Wohnraumsanierungen & Wohnraumschaffung

Wohnraumsanierungen und die Wohnraumschaffung sind bis zu einem Betrag von 2.920 € jährlich absetzbar. Der Betrag erhöht sich, wenn man alleinverdienend oder -erziehend ist. Nähere Infos dazu finden Sie unter Sonderausgaben.

Zahnbehandlungskosten

Zahnbehandlungskosten zählen zu den Krankheitskosten und können bei den außergewöhnlichen Belastungen mit Selbstbehalt berücksichtigt werden.
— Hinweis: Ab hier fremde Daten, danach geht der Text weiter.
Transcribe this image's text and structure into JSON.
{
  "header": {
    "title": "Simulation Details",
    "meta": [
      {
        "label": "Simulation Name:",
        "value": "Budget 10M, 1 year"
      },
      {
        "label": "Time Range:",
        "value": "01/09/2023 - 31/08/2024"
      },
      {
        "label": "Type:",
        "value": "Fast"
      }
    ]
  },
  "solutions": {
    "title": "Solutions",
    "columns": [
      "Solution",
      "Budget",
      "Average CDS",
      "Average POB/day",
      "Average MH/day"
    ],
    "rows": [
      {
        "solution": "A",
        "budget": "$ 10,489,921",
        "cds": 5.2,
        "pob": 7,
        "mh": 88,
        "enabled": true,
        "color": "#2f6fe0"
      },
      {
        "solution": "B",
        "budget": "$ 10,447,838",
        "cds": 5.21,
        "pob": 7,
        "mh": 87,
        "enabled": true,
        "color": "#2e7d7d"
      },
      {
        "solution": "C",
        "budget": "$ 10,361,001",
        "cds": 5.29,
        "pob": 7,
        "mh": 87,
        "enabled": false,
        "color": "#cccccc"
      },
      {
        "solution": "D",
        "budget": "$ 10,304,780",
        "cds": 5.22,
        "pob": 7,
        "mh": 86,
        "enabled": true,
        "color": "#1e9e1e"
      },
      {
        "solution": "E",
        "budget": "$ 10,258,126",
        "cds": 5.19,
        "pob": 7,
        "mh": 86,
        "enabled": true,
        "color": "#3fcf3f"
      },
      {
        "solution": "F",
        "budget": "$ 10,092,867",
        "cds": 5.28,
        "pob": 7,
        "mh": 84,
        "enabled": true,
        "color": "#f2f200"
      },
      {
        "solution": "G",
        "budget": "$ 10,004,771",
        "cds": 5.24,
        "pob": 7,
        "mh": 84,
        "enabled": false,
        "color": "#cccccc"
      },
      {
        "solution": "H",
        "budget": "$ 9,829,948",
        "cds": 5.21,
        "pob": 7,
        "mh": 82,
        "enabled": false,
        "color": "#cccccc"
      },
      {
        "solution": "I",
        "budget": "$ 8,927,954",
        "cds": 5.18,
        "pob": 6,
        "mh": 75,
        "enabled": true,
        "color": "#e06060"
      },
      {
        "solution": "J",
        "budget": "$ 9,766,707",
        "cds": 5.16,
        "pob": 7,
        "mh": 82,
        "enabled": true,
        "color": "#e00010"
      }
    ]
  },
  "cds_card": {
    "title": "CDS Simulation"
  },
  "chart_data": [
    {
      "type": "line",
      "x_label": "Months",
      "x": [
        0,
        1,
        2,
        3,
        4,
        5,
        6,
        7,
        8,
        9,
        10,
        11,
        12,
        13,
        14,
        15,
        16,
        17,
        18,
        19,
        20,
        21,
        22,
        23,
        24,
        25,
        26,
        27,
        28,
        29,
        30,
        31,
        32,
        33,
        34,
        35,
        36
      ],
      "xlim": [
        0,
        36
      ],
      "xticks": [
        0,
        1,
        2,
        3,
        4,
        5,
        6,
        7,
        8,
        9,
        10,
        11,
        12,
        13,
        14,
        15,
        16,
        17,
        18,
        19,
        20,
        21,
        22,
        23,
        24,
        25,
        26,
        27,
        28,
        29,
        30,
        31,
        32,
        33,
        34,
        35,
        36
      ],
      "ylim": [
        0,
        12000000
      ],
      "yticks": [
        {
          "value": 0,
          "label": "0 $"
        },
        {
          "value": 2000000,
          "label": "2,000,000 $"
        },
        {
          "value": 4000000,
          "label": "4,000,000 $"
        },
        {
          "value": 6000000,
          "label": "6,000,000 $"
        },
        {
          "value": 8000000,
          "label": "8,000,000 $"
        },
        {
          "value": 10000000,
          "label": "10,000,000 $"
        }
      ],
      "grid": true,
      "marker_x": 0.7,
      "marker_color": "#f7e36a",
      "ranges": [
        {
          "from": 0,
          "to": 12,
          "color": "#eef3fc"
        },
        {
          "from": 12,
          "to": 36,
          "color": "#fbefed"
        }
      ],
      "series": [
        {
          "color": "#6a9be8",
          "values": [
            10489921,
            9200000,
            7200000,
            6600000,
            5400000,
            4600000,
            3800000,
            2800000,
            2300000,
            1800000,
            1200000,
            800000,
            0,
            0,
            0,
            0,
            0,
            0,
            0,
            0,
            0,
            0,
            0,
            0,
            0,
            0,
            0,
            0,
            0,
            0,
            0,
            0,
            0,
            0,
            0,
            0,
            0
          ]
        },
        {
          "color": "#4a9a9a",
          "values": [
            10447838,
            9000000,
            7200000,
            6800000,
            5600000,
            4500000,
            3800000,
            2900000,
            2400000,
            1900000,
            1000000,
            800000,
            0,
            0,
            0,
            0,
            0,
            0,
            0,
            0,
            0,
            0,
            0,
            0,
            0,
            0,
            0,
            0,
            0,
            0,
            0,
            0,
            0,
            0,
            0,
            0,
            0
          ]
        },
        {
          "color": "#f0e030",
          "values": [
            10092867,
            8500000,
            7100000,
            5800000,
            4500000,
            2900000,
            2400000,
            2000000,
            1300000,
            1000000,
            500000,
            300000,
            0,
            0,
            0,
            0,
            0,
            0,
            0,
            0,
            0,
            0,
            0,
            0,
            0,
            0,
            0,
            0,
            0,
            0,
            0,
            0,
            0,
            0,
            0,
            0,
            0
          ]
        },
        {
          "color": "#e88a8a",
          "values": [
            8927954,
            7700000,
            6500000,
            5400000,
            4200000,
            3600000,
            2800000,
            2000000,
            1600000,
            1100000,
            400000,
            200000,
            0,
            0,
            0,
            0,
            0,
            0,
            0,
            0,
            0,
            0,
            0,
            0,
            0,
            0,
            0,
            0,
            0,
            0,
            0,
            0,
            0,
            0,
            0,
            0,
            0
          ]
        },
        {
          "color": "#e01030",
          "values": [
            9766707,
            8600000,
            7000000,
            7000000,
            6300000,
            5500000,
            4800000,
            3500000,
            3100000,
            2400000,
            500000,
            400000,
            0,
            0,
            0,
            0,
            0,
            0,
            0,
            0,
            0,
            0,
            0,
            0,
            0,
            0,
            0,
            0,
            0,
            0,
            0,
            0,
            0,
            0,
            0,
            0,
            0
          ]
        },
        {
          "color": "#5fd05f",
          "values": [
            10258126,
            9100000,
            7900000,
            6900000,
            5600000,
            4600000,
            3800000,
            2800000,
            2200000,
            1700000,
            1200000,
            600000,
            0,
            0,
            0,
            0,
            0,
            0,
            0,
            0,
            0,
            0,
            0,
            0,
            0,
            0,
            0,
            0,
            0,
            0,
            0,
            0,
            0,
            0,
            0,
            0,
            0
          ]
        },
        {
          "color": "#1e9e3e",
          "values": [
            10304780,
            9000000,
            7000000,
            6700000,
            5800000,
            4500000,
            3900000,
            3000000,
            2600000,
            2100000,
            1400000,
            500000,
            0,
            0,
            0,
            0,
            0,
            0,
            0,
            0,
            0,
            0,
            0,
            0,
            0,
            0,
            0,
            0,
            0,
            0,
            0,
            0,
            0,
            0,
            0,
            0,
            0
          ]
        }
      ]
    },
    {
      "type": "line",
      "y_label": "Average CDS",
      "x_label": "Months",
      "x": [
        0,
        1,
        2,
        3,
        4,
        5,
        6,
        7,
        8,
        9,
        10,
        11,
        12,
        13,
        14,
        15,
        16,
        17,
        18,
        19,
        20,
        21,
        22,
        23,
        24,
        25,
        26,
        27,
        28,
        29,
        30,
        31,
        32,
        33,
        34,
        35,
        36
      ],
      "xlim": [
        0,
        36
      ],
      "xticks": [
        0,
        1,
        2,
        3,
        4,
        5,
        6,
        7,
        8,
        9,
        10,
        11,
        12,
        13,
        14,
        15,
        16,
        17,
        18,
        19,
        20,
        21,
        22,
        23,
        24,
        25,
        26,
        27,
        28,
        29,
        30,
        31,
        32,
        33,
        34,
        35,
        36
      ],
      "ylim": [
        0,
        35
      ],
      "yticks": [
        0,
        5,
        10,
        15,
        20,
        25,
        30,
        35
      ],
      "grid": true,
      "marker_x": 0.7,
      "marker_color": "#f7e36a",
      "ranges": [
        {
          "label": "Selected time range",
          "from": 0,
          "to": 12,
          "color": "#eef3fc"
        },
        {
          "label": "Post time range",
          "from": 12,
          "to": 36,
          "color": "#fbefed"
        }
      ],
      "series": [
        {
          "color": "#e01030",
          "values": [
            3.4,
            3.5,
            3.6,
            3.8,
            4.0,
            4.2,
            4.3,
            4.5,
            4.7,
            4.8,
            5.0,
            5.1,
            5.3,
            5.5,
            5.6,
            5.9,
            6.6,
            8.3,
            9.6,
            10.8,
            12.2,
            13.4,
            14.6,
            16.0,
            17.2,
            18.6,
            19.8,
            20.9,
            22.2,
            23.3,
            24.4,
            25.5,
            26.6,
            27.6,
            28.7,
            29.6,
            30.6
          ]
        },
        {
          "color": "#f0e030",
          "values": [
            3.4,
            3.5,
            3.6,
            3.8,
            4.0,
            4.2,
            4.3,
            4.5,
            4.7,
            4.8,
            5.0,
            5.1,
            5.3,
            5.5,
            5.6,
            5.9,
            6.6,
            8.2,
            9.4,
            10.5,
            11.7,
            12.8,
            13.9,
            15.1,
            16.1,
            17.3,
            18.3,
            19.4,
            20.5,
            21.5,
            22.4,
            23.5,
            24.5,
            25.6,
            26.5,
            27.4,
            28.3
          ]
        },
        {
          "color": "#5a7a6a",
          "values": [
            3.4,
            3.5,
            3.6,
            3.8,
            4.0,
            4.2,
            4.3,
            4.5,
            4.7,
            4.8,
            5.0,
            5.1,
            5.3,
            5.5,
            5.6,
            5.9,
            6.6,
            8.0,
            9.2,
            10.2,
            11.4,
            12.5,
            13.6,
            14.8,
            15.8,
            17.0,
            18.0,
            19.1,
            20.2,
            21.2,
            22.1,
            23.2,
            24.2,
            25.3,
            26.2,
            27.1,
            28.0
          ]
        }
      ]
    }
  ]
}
Nähere Infos dazu finden Sie unter Außergewöhnliche Belastungen.

Zuverdienst von PartnerInnen

Der Zuverdienst von (Ehe-) PartnerInnen darf 6.000 € nicht überschreiten, wenn man den Alleinverdienerabsetzbetrag geltend machen will. Nähere Infos dazu finden Sie unter Steuervorteile für Familien.